Ritrovarsi a piangere contro un gabinetto, nella prospettiva di vomitare da un momento all'altro, non era esattamente quello che aveva pensato di finire a fare, appena iniziato il torneo della Winter Cup. Così come non aveva immaginato di sentire il sapore delle proprie lacrime su labbra e lingua, dove che quelle gocce di acqua salata e calda erano rotolane sugli zigomi o seguendo la forma sottile del naso, fino a morire quasi tra i suoi denti.
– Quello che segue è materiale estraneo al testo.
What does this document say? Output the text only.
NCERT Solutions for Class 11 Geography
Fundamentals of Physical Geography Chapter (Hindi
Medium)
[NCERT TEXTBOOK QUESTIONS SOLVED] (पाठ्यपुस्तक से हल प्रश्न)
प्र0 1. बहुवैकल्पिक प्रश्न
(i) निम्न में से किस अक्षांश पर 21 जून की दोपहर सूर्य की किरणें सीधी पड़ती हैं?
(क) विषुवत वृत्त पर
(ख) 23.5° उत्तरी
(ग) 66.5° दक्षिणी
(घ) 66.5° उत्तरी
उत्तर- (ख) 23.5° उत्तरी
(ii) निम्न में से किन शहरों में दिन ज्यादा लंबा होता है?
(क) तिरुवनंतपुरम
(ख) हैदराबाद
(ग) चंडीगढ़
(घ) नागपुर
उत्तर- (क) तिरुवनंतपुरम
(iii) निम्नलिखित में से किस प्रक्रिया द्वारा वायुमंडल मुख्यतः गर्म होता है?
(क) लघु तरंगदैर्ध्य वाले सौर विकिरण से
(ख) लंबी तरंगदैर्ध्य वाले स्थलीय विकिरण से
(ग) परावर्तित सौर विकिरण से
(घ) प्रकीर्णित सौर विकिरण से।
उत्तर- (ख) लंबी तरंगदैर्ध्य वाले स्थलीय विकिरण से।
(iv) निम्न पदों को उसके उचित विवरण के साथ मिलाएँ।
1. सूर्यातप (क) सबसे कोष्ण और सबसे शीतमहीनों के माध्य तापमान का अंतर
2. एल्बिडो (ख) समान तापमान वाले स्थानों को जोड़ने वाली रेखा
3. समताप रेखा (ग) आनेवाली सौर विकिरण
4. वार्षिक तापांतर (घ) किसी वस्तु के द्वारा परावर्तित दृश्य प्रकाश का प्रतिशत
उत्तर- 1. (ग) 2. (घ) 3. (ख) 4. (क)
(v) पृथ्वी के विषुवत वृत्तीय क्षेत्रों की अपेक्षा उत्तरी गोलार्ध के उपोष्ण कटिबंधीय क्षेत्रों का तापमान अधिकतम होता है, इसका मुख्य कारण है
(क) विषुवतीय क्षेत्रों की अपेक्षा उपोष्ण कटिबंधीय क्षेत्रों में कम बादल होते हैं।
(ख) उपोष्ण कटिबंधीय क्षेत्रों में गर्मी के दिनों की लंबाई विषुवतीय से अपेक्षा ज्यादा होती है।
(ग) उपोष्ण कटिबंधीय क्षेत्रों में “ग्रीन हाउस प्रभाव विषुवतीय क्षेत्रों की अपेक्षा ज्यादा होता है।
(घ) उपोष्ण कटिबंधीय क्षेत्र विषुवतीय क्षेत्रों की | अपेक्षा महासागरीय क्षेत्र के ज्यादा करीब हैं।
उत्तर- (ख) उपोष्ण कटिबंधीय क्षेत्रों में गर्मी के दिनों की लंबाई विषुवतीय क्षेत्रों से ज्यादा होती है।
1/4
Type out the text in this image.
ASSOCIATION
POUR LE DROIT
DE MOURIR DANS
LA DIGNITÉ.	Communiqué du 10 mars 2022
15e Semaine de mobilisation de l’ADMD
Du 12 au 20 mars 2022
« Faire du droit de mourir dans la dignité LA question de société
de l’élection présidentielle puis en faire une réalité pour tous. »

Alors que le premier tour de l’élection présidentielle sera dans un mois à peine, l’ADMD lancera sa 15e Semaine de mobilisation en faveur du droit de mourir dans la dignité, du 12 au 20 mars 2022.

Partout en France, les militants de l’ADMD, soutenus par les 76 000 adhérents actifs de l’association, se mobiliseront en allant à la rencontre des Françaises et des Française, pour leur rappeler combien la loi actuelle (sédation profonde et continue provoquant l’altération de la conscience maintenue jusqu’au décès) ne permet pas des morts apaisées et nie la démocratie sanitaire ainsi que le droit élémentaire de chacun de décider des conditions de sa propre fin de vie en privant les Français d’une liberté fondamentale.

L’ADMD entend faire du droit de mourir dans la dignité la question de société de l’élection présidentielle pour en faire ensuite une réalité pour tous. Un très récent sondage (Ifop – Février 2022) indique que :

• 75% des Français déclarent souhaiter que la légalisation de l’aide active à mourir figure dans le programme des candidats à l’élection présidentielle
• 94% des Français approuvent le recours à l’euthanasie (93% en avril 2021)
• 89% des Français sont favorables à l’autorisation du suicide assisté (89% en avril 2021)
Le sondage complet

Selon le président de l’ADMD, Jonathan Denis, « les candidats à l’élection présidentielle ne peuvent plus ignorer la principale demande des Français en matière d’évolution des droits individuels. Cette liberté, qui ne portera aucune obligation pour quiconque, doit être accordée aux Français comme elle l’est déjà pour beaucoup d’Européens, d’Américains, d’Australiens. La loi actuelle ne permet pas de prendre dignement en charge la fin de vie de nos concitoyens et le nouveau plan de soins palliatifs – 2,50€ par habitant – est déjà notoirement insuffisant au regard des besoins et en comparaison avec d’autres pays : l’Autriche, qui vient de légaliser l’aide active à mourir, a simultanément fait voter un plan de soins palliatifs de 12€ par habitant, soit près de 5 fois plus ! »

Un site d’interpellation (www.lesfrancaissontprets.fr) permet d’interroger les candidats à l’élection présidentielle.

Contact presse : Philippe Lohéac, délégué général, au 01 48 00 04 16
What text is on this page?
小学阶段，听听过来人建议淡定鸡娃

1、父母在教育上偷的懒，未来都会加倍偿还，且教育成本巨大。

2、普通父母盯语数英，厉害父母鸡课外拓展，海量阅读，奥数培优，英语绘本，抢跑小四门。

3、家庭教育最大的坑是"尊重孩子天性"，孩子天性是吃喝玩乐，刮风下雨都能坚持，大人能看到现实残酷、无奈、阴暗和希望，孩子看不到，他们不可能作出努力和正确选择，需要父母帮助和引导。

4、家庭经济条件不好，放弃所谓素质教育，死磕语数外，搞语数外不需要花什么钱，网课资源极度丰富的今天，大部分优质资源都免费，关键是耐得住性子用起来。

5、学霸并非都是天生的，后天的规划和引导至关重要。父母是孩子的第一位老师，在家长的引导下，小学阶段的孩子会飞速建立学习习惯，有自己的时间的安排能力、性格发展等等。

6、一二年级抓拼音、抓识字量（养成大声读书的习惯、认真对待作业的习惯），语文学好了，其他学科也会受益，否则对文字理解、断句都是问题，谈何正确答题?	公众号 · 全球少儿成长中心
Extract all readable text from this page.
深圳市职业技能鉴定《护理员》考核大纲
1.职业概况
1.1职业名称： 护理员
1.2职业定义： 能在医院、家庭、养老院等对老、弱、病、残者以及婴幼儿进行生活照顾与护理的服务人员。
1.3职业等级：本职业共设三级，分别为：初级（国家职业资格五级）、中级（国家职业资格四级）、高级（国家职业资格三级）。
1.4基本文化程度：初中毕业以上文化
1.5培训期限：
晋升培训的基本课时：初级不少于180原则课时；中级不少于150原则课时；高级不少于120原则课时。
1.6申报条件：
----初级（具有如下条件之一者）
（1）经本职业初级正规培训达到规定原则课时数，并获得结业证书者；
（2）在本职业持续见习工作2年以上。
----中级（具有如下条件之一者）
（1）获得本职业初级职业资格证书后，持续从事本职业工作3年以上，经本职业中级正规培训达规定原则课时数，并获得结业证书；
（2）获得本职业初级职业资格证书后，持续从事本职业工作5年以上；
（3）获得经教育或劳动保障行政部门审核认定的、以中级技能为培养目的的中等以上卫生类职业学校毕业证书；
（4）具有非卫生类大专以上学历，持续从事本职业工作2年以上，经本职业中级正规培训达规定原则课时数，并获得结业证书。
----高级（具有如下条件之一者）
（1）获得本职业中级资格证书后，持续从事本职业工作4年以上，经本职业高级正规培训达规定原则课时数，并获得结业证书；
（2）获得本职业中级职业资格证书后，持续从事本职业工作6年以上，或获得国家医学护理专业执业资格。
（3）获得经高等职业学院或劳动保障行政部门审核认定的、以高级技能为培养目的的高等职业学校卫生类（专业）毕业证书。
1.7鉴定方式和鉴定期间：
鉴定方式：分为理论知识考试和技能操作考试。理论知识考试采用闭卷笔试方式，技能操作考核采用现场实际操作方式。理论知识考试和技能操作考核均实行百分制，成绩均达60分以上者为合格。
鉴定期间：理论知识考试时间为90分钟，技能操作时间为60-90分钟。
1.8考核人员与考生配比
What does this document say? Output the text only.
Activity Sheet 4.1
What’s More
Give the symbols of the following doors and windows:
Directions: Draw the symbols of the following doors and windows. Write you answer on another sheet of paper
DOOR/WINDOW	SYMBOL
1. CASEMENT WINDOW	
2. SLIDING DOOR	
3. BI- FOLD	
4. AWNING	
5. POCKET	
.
L'impotenza che lo aveva preso e che gli impediva di reagire in qualche modo al continuo tremare delle proprie spalle era una continua mortificazione. Sembrava quasi ironico, il tutto: non solo la sconfitta alla prima partita di campionato, che bruciava di umiliazione peggio che mille fuochi sulla pelle, ma anche quella tristezza incapace di reazione o di qualsivoglia evoluzione di slancio.
Per il tempo che si fece bastare a premere la fronte contro la tavoletta fredda di plastica fu invaso dalla sensazione di sconfitta totale e nullificatrice. Questo gli rese complessa l'azione stessa del respiro, rubandogli più aria del dovuto – il pavimento su cui le sue ginocchia si reggevano divenne come molle, capace di inghiottirlo per non lasciarlo più andare.
Tutto quello che aveva pensato di poter essere era stato vanificato dalla volontà di qualcuno. Il peso del suo fallimento gli attanagliava la gola e gli grattava direttamente nei polmoni, come veleno asfissiante da cui lui non riusciva in alcun modo a liberarsi.
Tentò anche di dare voce al proprio dolore ma tutto quello che gli uscì dalle labbra furono rantoli sconnessi, senza suono. Non vedeva più niente, non sentiva più niente. C'era solo, com'era sempre stato in quasi vent'anni di vita, il suo sentire sensibilissimo e la sua anima esposta.
Però sentì un suono provenire da dietro di sé, o almeno riuscì a percepirlo prima che due arti si chiudessero attorno al suo capo e un abbraccio stretto lo stringesse a un petto fremente, caldo di singhiozzi e di spirito. Era sudato e morbido, come qualcosa che non aveva mai sentito.
Quando il senso della vista gli tornò funzionante, Imayoshi poté distinguere Kasamatsu Yukio appresso a lui, in quel piccolo bagno degli spogliatoi, con il viso altrettanto rigato di lacrime e nessuna parola pronta tra le labbra. Lui non era capitano, non lo era mai stato, e quindi non si poteva arrogare il diritto di pretendere la conoscenza del suo stato d'animo; eppure, anche dalla sua posizione di semplice giocatore, semplice vice capitano, condivideva con lui il dolore, e la sua presenza in quello spazio ristretto voleva
dire soltanto questo.
Le sue dita si mischiarono ai capelli scuri di Shoichi, le pieghe della divisa che ancora indossava oscurarono parzialmente la vista dell'altro.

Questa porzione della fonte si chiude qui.